India believes in rituals, and one of them at the ongoing Cannes Film Festival is the ceremonial inauguration of the India Pavillion. The red ribbon is cut usually by a Government bureaucrat or a Minister or maybe a glamorous actor like Aishwarya Rai or her husband, Abhishek Bachchan. Last year, it was him who did the honours.
This year, since the Information and Broadcasting Minister, Ambika Soni, did not (or could not) come, the Pavillion on Cannes picturesque beachfront was opened this morning by the Information and Broadcasting Secretary, Raghu Menon.
Mallika Sherawat, the eminently forgettable Indian actress, made up the glamour quotient, with the Indian Ambassador to France, Ranjan Mathai, the Director of Film Festivals, S.M. Khan, the industrialist, Praksah Hinduja, the producer-director Subash Ghai, the Indian documentary movie-maker S. Krishnaswamy, and the Deputy General Delegate of the Cannes Film Festival, Christian Jeune, in attendance at an event marked by boringly long speeches.
Year after year, such speeches are made where the glory of India is sung by speaker after speaker. Once the curtain comes down on the Festival, the speeches are thrown into the bin and the speakers forgotten. A new set of speakers is called the next year, and so goes this little game.
As one senior film journalist who has been covering Cannes for many years said, it is time we stopped making speeches, get out of the pavillion and make a good movie that is worthy of being presented at the Festival.
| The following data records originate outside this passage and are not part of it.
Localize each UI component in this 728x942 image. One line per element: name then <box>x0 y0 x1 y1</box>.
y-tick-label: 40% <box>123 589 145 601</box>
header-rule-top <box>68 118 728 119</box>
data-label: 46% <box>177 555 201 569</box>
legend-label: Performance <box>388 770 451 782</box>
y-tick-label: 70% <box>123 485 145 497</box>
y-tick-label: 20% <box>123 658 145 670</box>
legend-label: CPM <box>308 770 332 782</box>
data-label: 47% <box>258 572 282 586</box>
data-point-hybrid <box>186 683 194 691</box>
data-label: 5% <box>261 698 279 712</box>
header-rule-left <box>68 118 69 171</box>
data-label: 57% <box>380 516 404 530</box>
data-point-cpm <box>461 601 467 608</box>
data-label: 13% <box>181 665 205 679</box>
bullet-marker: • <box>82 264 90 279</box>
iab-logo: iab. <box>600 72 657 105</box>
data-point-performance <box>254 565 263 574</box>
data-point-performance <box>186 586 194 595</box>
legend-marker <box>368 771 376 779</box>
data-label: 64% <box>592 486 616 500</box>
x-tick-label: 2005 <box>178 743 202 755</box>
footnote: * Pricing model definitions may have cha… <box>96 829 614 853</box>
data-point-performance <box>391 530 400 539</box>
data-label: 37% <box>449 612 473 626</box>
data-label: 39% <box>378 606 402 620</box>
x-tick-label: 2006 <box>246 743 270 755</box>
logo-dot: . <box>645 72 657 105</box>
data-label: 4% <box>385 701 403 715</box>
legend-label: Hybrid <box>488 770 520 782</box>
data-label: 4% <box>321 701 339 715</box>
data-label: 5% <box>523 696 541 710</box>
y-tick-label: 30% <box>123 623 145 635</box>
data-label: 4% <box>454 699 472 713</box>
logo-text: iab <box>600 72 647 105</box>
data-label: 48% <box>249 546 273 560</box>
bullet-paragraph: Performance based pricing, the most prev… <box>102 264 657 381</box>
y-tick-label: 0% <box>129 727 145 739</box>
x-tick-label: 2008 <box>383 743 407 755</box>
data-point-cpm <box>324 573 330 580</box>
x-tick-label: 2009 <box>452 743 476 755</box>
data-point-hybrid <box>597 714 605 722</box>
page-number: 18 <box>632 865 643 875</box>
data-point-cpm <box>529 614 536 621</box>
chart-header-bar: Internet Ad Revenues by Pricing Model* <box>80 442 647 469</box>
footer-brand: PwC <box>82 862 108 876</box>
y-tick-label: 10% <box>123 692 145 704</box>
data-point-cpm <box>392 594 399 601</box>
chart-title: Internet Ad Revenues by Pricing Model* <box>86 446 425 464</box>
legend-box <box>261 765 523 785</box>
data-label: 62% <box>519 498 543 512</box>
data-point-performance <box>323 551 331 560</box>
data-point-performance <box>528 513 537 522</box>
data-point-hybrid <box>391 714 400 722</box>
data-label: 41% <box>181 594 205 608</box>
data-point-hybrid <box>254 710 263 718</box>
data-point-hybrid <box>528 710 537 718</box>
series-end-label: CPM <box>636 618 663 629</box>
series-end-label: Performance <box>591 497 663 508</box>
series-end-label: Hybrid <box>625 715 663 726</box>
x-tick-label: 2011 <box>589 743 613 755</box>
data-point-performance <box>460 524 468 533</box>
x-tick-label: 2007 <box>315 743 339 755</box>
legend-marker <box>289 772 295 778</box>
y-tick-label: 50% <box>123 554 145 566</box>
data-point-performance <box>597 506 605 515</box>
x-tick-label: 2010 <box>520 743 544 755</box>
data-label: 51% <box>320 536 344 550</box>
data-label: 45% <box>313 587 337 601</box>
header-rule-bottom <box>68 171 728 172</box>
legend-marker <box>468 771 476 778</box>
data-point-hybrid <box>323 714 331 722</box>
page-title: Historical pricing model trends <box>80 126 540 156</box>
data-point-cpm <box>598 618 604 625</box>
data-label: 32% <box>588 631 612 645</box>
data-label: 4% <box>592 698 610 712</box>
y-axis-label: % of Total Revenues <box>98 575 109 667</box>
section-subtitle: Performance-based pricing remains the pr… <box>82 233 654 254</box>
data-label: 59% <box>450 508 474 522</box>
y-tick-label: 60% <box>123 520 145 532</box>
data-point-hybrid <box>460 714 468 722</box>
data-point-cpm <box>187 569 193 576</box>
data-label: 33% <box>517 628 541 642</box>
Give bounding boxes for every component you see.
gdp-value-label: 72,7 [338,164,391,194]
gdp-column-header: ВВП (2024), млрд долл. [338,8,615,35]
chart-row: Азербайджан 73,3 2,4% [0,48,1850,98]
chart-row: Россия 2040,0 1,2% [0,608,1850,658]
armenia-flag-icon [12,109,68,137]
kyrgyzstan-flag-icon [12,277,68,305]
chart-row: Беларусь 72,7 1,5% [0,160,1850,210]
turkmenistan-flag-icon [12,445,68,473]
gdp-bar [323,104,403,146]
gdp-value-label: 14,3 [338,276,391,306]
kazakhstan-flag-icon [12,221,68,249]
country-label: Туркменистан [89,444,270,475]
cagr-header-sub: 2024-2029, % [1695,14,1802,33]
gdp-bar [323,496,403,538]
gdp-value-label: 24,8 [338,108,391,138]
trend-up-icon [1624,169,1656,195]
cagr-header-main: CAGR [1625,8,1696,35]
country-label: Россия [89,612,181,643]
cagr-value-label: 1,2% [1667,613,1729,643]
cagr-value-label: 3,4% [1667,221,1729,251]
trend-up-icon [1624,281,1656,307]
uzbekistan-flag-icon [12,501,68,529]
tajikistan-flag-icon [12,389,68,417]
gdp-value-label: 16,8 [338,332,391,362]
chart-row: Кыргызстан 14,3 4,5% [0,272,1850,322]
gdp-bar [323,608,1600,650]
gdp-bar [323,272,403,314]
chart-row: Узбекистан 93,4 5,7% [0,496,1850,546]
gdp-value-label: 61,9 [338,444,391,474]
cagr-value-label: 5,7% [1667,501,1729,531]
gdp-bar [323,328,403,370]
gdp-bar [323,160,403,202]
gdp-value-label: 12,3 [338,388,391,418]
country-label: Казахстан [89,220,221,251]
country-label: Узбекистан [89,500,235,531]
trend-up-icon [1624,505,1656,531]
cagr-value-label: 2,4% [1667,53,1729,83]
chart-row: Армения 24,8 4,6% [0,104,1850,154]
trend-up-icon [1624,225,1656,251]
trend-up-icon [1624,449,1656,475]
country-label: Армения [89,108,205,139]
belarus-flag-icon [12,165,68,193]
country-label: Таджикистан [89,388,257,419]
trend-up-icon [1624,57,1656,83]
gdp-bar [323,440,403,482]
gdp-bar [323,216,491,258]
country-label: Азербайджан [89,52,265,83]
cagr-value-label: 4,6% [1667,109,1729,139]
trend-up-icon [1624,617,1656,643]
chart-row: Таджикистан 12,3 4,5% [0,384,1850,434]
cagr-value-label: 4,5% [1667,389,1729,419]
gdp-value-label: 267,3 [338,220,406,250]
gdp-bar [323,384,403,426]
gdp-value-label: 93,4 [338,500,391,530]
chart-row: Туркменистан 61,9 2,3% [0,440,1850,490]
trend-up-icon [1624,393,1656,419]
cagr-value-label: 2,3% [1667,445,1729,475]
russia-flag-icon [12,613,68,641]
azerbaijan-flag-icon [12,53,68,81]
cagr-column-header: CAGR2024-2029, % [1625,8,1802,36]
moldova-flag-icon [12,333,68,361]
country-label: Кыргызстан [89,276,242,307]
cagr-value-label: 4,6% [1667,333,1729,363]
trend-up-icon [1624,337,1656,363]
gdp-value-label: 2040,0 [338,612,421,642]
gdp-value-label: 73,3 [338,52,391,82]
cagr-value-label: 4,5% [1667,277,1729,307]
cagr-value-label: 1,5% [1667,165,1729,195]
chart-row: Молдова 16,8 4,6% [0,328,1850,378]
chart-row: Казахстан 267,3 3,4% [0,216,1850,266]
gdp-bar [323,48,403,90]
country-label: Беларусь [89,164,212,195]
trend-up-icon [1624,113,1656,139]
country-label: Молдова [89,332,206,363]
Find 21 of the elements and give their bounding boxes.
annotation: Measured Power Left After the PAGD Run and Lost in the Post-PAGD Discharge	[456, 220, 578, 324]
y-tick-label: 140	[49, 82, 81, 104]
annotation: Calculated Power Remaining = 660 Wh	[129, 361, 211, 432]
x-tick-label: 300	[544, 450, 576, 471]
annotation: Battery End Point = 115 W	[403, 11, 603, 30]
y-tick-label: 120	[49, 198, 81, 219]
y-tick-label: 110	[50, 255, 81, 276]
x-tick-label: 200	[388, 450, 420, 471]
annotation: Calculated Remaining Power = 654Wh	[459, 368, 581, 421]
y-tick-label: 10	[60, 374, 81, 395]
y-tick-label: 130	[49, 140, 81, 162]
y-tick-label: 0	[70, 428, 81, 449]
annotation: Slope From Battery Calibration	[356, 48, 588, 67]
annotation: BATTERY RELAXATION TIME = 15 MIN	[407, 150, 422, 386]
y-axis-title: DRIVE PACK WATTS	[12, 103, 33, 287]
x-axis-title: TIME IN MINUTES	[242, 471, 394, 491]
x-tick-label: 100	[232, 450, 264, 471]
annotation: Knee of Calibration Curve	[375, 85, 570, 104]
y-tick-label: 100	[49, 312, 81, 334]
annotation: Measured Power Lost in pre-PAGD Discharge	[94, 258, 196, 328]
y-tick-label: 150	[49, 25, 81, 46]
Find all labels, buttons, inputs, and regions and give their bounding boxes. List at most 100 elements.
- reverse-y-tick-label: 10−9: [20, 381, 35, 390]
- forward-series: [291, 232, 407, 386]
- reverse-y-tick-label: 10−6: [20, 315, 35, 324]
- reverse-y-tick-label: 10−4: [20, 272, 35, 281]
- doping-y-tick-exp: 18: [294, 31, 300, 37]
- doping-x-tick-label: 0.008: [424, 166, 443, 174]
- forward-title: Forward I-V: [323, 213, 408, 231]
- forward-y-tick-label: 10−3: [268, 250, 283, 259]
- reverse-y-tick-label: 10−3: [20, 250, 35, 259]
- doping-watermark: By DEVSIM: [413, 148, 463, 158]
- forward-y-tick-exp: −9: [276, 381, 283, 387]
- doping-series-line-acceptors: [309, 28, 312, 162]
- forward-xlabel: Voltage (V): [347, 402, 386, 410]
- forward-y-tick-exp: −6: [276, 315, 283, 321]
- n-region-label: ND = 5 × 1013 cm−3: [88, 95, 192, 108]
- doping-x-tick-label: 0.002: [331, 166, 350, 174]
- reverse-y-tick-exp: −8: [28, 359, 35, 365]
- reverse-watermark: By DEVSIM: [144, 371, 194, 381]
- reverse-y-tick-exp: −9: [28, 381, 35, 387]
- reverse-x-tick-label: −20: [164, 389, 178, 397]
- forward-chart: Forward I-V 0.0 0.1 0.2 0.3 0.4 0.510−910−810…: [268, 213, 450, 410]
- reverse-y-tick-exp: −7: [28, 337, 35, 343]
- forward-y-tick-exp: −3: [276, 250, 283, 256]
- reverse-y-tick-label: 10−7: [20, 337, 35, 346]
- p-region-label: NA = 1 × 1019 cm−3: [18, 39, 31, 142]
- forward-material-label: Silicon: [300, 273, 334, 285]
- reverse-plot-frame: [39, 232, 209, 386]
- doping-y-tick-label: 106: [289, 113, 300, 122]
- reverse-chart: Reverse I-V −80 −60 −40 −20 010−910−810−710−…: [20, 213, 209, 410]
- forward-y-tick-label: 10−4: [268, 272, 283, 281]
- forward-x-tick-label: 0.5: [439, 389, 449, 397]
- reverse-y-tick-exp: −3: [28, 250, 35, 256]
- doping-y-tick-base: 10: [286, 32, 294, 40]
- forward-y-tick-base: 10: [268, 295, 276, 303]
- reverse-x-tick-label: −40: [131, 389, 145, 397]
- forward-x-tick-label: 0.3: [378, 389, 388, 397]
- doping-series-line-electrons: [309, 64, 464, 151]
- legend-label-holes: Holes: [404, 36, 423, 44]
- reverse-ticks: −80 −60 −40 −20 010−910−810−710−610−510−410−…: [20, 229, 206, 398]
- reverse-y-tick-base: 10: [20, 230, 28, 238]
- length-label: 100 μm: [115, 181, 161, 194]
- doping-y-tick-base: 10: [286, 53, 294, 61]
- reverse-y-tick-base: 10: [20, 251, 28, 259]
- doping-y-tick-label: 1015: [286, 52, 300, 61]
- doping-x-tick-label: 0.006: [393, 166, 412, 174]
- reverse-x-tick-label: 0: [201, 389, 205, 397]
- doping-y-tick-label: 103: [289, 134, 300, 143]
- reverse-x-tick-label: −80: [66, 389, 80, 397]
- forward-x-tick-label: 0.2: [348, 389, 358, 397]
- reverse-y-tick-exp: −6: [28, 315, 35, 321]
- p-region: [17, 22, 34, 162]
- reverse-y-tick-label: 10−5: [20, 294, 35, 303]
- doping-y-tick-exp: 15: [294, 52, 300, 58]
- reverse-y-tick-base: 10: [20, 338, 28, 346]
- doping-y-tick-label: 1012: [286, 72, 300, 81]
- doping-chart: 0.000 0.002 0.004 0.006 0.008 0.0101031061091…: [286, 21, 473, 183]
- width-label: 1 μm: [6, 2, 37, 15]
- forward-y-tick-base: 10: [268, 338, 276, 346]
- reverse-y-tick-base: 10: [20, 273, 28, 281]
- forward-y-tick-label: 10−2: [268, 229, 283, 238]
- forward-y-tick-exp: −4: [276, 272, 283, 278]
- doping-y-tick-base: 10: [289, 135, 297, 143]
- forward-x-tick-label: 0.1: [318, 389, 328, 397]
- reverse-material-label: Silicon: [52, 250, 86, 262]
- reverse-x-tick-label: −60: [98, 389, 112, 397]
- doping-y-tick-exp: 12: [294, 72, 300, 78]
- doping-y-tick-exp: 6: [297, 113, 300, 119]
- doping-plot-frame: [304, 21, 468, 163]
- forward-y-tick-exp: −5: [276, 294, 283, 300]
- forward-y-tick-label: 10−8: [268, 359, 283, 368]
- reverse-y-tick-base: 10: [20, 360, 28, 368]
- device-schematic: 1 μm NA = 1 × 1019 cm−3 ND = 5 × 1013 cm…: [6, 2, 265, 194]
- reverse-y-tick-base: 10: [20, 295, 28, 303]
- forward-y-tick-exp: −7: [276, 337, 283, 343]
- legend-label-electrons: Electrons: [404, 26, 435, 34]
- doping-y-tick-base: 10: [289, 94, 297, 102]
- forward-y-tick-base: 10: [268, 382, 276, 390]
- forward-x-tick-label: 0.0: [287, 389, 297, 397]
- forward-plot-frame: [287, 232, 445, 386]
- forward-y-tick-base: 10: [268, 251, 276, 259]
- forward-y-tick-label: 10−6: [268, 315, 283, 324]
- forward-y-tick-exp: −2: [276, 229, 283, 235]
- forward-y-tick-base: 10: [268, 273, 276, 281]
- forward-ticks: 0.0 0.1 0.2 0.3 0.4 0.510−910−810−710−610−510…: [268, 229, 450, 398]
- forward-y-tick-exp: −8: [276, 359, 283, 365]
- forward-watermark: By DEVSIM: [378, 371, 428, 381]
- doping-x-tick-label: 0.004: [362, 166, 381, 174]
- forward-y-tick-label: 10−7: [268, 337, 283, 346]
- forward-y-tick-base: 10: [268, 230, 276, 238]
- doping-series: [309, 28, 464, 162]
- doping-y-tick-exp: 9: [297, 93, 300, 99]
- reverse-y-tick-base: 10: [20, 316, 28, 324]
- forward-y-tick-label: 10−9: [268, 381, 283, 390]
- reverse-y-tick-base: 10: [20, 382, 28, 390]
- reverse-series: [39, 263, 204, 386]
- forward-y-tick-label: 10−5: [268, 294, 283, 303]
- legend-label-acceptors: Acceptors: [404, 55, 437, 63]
But who cares about cinema? It seemed such a shame that the India Pavillion had not put up a single poster of the only Indian film in this year’s official sections of the Cannes Film Festival: Vikramaditya Motwane’s Udaan.
Instead, the Pavillion sported the posters of India’s wildlife, history and heritage. There was one that showed a woman in a field. To add to this, the compere of the morning event began by introducing India as the “land of snake charmers”, and kept describing Sherawat as the actress who loved snakes!
Udaan is to screen in A Certain Regard, and this is the first work at Cannes’ official lineup in seven years. Murali Nair Arimpara was shown in the same section in 2003. Since then, Cannes had not considered any Indian movie worthy of inclusion.
Yet, the morning speakers like Hinduja and others sang praises of Indian cinema’s global impact. One does not easily see that, certainly not at the Cannes Film Festival.